Menurut Muhadjir, saat ini pemerintah masih menggodok skenario pembukaan kembali sekolah, dengan mempertimbangkan resiko buruk yang akan dihadapi anak-anak dengan pola belajar tatap muka.

Wacana pembukaan kembali sekolah juga menimbulkan dilematis pada orangtua. Para orangtua umumnya khawatir akan ketidakmampuan anak-anak mereka menerapkan disiplin protokol kesehatan. 

Selain IDAI dan KPAI yang meminta penundaan new normal pada lembaga pendidikan, MPR juga meminta pemerintah menaruh perhatian besar pada keselamatan anak-anak peserta didik, dari ancaman pandemi covid-19.   

Pengalaman pahit Korea Selatan yang meliburkan kembali 838 sekolahnya, setelah kasus virus corona di Seoul melonjak kembali harus menjadi pembelajaran.

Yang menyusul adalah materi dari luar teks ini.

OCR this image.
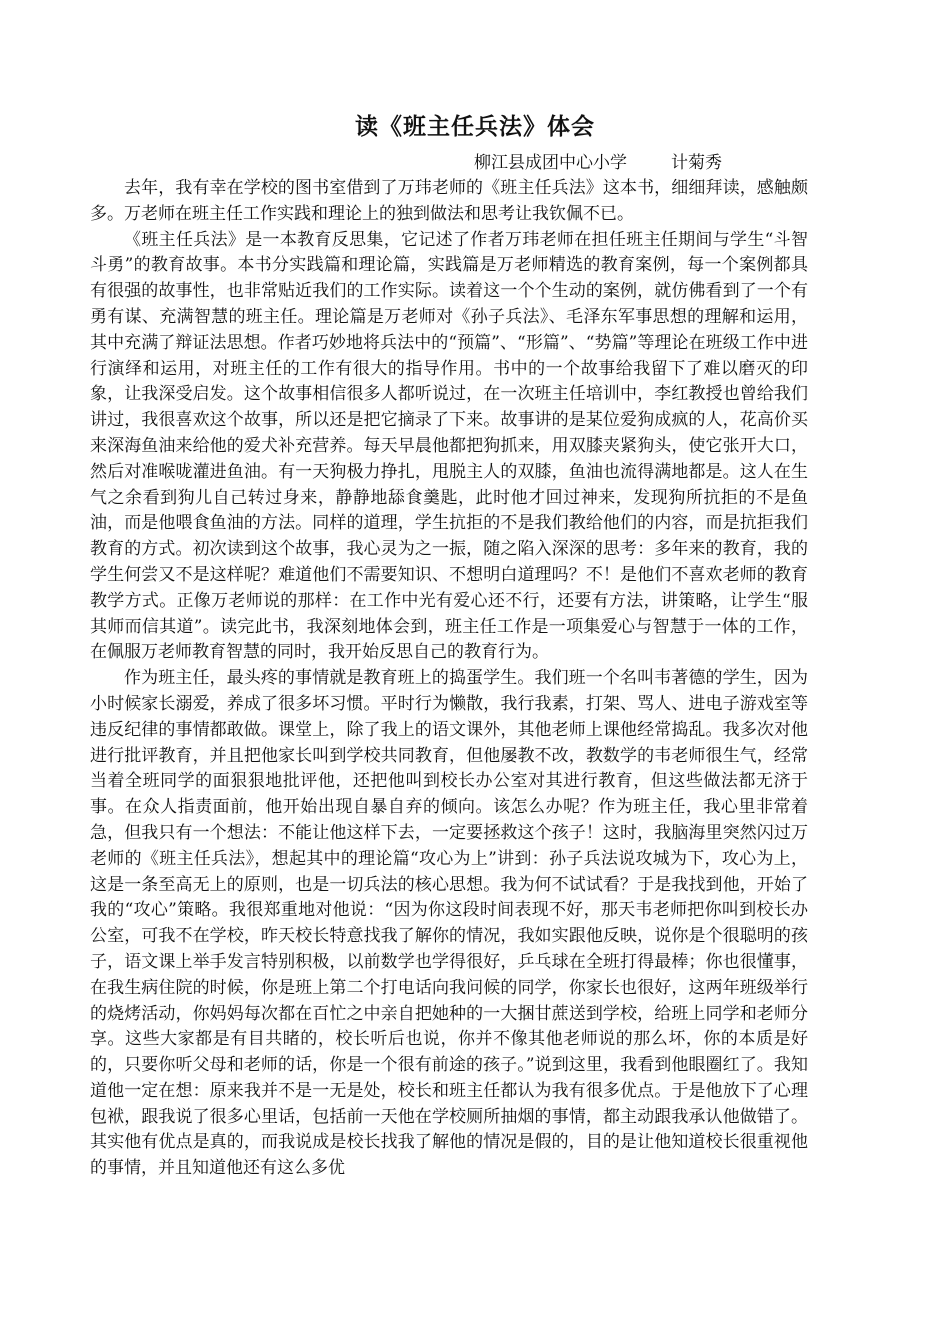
读《班主任兵法》体会
柳江县成团中心小学	计菊秀

去年，我有幸在学校的图书室借到了万玮老师的《班主任兵法》这本书，细细拜读，感触颇多。万老师在班主任工作实践和理论上的独到做法和思考让我钦佩不已。

《班主任兵法》是一本教育反思集，它记述了作者万玮老师在担任班主任期间与学生“斗智斗勇”的教育故事。本书分实践篇和理论篇，实践篇是万老师精选的教育案例，每一个案例都具有很强的故事性，也非常贴近我们的工作实际。读着这一个个生动的案例，就仿佛看到了一个有勇有谋、充满智慧的班主任。理论篇是万老师对《孙子兵法》、毛泽东军事思想的理解和运用，其中充满了辩证法思想。作者巧妙地将兵法中的“预篇”、“形篇”、“势篇”等理论在班级工作中进行演绎和运用，对班主任的工作有很大的指导作用。书中的一个故事给我留下了难以磨灭的印象，让我深受启发。这个故事相信很多人都听说过，在一次班主任培训中，李红教授也曾给我们讲过，我很喜欢这个故事，所以还是把它摘录了下来。故事讲的是某位爱狗成疯的人，花高价买来深海鱼油来给他的爱犬补充营养。每天早晨他都把狗抓来，用双膝夹紧狗头，使它张开大口，然后对准喉咙灌进鱼油。有一天狗极力挣扎，甩脱主人的双膝，鱼油也流得满地都是。这人在生气之余看到狗儿自己转过身来，静静地舔食羹匙，此时他才回过神来，发现狗所抗拒的不是鱼油，而是他喂食鱼油的方法。同样的道理，学生抗拒的不是我们教给他们的内容，而是抗拒我们教育的方式。初次读到这个故事，我心灵为之一振，随之陷入深深的思考：多年来的教育，我的学生何尝又不是这样呢？难道他们不需要知识、不想明白道理吗？不！是他们不喜欢老师的教育教学方式。正像万老师说的那样：在工作中光有爱心还不行，还要有方法，讲策略，让学生“服其师而信其道”。读完此书，我深刻地体会到，班主任工作是一项集爱心与智慧于一体的工作，在佩服万老师教育智慧的同时，我开始反思自己的教育行为。

作为班主任，最头疼的事情就是教育班上的捣蛋学生。我们班一个名叫韦著德的学生，因为小时候家长溺爱，养成了很多坏习惯。平时行为懒散，我行我素，打架、骂人、进电子游戏室等违反纪律的事情都敢做。课堂上，除了我上的语文课外，其他老师上课他经常捣乱。我多次对他进行批评教育，并且把他家长叫到学校共同教育，但他屡教不改，教数学的韦老师很生气，经常当着全班同学的面狠狠地批评他，还把他叫到校长办公室对其进行教育，但这些做法都无济于事。在众人指责面前，他开始出现自暴自弃的倾向。该怎么办呢？作为班主任，我心里非常着急，但我只有一个想法：不能让他这样下去，一定要拯救这个孩子！这时，我脑海里突然闪过万老师的《班主任兵法》，想起其中的理论篇“攻心为上”讲到：孙子兵法说攻城为下，攻心为上，这是一条至高无上的原则，也是一切兵法的核心思想。我为何不试试看？于是我找到他，开始了我的“攻心”策略。我很郑重地对他说：“因为你这段时间表现不好，那天韦老师把你叫到校长办公室，可我不在学校，昨天校长特意找我了解你的情况，我如实跟他反映，说你是个很聪明的孩子，语文课上举手发言特别积极，以前数学也学得很好，乒乓球在全班打得最棒；你也很懂事，在我生病住院的时候，你是班上第二个打电话向我问候的同学，你家长也很好，这两年班级举行的烧烤活动，你妈妈每次都在百忙之中亲自把她种的一大捆甘蔗送到学校，给班上同学和老师分享。这些大家都是有目共睹的，校长听后也说，你并不像其他老师说的那么坏，你的本质是好的，只要你听父母和老师的话，你是一个很有前途的孩子。”说到这里，我看到他眼圈红了。我知道他一定在想：原来我并不是一无是处，校长和班主任都认为我有很多优点。于是他放下了心理包袱，跟我说了很多心里话，包括前一天他在学校厕所抽烟的事情，都主动跟我承认他做错了。其实他有优点是真的，而我说成是校长找我了解他的情况是假的，目的是让他知道校长很重视他的事情，并且知道他还有这么多优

Satuan Tugas covid-19 Ikatan Dokter Anak Indonesia (IDAI) Dokter Anggraini Alam menyebutkan kedisiplinan anak ini masih belum sematang orang dewasa. Sekolah juga isinya bukan hanya murid saja, namun ada guru, penjaga sekolah, petugas kebersihan dan masih banyak lagi. Sekolah di tengah pandemi seperti ini juga akan membuat physical distancing menjadi terabaikan.

Ketua Lembaga Kajian Kebijakan Pendidikan Pengurus Besar Persatuan Guru Republik Indonesia, Ace Suryadi menyebutkan PGRI sudah melakukan sruvei secara online dan mayoritas meminta pembelajaran tatap muka saat tahun ajaran baru ditunda terlebih dahulu.